Vera Rubin was the American astronomer who first proved the existence of Dark Matter. Initially met with skepticism by the scientific community -mainly because she was a woman-, Rubin would come to be vindicated
in later years, as her theories and discoveries proved to be correct.

Dark Matter: The Great Universal Enigma

There is a great universe out there. Ever expanding, all entities contained in such gigantic grain of sand keep moving at a steady pace away from each other.

The 14bn-year-old (give or take some loose millions of years) three- (or fourth-, if you listen to some theorists) dimensional Universe grows and grows in apparently random directions, and all galaxies, nebulae, black holes, and whatever other space stuff is out there moves at dizzying speeds.

And this is only the observable Universe. In other words, the portion of Universe, however vast, that contains the light that has had enough time to reach us since the Big Bang occurred, all those billions of years ago.

But wait. If we can only see some of the Universe, what’s beyond this visible slice of Universal cake?

And more importantly, what holds the Universe together? Dark Matter, that’s the invisible thread that binds all things together out there.

Now, enter Vera Rubin.

‘As long as you stay away from science you should do okay.’

So an ill-advised school physics teacher said to a young Vera Rubin. But fortunately for the science community, she paid little heed to such cheap negativity.

A daughter of Jewish immigrants, Rubin’s interest on astronomy began when she was 10 years old. She had recently moved to Washington DC with her family, and the stars she saw through her bedroom window held the young Rubin in their thrall.

But Rubin’s path to the stars would not be an easy one.

In 1947, at 20 years of age, Rubin requested a graduate-school prospectus from Princeton University, only to be told by a dean that women were not accepted into the program (females would not be allowed to enroll in Princeton as undergraduates until 1969.)

She was also unable to attend Harvard because she married young, and followed her husband to Cornell University in New York, where he was studying physics. The young bride would go on to obtain a master’s in Astronomy at Cornell.

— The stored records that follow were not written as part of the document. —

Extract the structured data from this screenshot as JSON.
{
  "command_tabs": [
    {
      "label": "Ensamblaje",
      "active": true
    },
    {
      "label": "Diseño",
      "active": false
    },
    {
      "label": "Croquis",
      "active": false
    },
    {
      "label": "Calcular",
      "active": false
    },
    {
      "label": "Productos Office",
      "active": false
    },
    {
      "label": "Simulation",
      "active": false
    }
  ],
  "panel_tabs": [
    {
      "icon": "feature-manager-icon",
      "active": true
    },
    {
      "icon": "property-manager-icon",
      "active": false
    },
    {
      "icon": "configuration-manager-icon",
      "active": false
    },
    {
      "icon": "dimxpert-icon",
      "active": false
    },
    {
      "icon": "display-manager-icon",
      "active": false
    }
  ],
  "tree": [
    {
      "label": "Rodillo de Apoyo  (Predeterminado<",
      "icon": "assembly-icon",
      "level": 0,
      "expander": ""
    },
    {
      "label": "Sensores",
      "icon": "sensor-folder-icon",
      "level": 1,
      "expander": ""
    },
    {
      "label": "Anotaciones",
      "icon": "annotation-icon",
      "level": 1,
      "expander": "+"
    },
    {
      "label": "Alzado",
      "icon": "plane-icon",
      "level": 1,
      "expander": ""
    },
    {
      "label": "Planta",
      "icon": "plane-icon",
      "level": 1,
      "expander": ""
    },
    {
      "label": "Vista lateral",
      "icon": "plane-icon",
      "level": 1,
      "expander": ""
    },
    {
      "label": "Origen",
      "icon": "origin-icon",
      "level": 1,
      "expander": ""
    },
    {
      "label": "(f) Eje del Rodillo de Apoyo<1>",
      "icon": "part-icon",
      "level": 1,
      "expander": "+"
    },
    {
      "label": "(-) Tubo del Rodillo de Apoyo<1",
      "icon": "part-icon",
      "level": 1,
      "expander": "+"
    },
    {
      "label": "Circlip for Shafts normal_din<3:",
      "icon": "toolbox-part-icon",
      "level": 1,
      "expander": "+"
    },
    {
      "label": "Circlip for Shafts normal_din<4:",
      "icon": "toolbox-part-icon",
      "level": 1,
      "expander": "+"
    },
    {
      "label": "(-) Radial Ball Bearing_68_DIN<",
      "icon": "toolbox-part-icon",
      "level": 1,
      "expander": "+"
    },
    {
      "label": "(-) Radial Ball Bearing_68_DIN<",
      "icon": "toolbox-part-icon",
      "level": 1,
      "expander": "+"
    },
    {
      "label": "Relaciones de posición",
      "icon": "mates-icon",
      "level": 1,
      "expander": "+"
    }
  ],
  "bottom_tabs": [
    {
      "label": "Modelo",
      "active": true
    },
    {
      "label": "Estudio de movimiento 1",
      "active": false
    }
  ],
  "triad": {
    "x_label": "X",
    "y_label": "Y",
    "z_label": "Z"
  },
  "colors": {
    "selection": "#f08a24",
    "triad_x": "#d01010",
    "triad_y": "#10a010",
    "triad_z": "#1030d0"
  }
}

Undeterred by these artificial barriers, Rubin learned most of what she knew by conducting her own research, away from ‘centers of excellence.’ This circumstance would play against her, as fellow scientists would have a hard time accepting anything outside the norm.

Dark Matter: The unseen force that binds the fabric of the Universe

Let’s go back to that big bad Universe for a moment.

The Universe is full of stuff, that much everyone kind of agrees. Understanding this stuff, well, that’s another matter.

Back in the 1960s, the convention was that galactic mass was concentrated around the galaxy’s bright center. Based on this assumption, it would stand to logic that stars located the farthest from the center would move on a slower orbit, as they would be subjected to less intense gravitational pull.

However, Rubin’s research concluded that the speed at which remote stars orbited the galaxy’s center was about the same as stars closer to it.

This, according to Rubin, suggested that there must be another, yet unseen gravitational force, at work.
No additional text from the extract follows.